Most notable teachers and students were Francesco Provenzale, Leonardo Leo, Pasquale Cafaro, Nicola and Lorenzo Fago, Nicola Sala, Niccolò Jommelli. Francesco Feo and Giacomo Tritto.
The appointment of Saverio Mattei, a man of letters, to the post of overseer in 1795 led to the establishment of the modern conservatory library and helped to preserve an enormous collection of manuscripts from the other conservatories and from the city's opera theaters.

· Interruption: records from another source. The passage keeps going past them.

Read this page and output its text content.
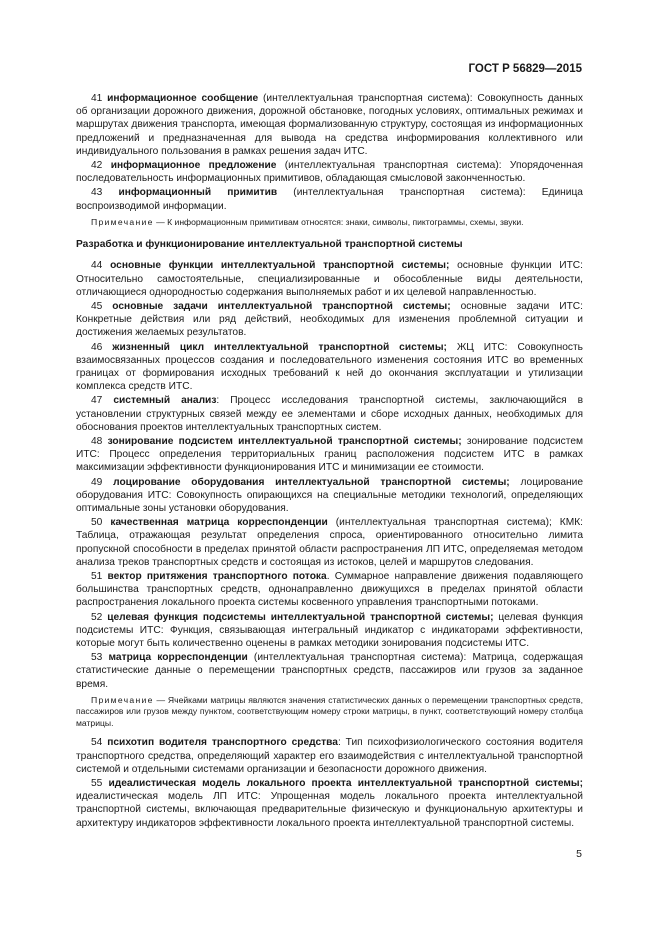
ГОСТ Р 56829—2015

41 информационное сообщение (интеллектуальная транспортная система): Совокупность данных об организации дорожного движения, дорожной обстановке, погодных условиях, оптимальных режимах и маршрутах движения транспорта, имеющая формализованную структуру, состоящая из информационных предложений и предназначенная для вывода на средства информирования коллективного или индивидуального пользования в рамках решения задач ИТС.

42 информационное предложение (интеллектуальная транспортная система): Упорядоченная последовательность информационных примитивов, обладающая смысловой законченностью.

43 информационный примитив (интеллектуальная транспортная система): Единица воспроизводимой информации.

Примечание — К информационным примитивам относятся: знаки, символы, пиктограммы, схемы, звуки.

Разработка и функционирование интеллектуальной транспортной системы

44 основные функции интеллектуальной транспортной системы; основные функции ИТС: Относительно самостоятельные, специализированные и обособленные виды деятельности, отличающиеся однородностью содержания выполняемых работ и их целевой направленностью.

45 основные задачи интеллектуальной транспортной системы; основные задачи ИТС: Конкретные действия или ряд действий, необходимых для изменения проблемной ситуации и достижения желаемых результатов.

46 жизненный цикл интеллектуальной транспортной системы; ЖЦ ИТС: Совокупность взаимосвязанных процессов создания и последовательного изменения состояния ИТС во временных границах от формирования исходных требований к ней до окончания эксплуатации и утилизации комплекса средств ИТС.

47 системный анализ: Процесс исследования транспортной системы, заключающийся в установлении структурных связей между ее элементами и сборе исходных данных, необходимых для обоснования проектов интеллектуальных транспортных систем.

48 зонирование подсистем интеллектуальной транспортной системы; зонирование подсистем ИТС: Процесс определения территориальных границ расположения подсистем ИТС в рамках максимизации эффективности функционирования ИТС и минимизации ее стоимости.

49 лоцирование оборудования интеллектуальной транспортной системы; лоцирование оборудования ИТС: Совокупность опирающихся на специальные методики технологий, определяющих оптимальные зоны установки оборудования.

50 качественная матрица корреспонденции (интеллектуальная транспортная система); КМК: Таблица, отражающая результат определения спроса, ориентированного относительно лимита пропускной способности в пределах принятой области распространения ЛП ИТС, определяемая методом анализа треков транспортных средств и состоящая из истоков, целей и маршрутов следования.

51 вектор притяжения транспортного потока. Суммарное направление движения подавляющего большинства транспортных средств, однонаправленно движущихся в пределах принятой области распространения локального проекта системы косвенного управления транспортными потоками.

52 целевая функция подсистемы интеллектуальной транспортной системы; целевая функция подсистемы ИТС: Функция, связывающая интегральный индикатор с индикаторами эффективности, которые могут быть количественно оценены в рамках методики зонирования подсистемы ИТС.

53 матрица корреспонденции (интеллектуальная транспортная система): Матрица, содержащая статистические данные о перемещении транспортных средств, пассажиров или грузов за заданное время.

Примечание — Ячейками матрицы являются значения статистических данных о перемещении транспортных средств, пассажиров или грузов между пунктом, соответствующим номеру строки матрицы, в пункт, соответствующий номеру столбца матрицы.

54 психотип водителя транспортного средства: Тип психофизиологического состояния водителя транспортного средства, определяющий характер его взаимодействия с интеллектуальной транспортной системой и отдельными системами организации и безопасности дорожного движения.

55 идеалистическая модель локального проекта интеллектуальной транспортной системы; идеалистическая модель ЛП ИТС: Упрощенная модель локального проекта интеллектуальной транспортной системы, включающая предварительные физическую и функциональную архитектуры и архитектуру индикаторов эффективности локального проекта интеллектуальной транспортной системы.

5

In 1808, the students of Pieta dei Turchini and those from the other conservatories were transferred to Monastero delle Dame Monache di San Sebastiano. In 1826, by order of Francesco I, King of the two Sicilies, the Conservatorio di San Sebastiano relocated to the ancient monastery San Pietro a Majella.
Today Il Conservatorio San Pietro a Majella is the successor institution of the previous four conservatories dating back to the 16th century, and the depository of an extraordinary library, preserving tens of thousand of original scores and autographs, representing the glorious musical history of Naples.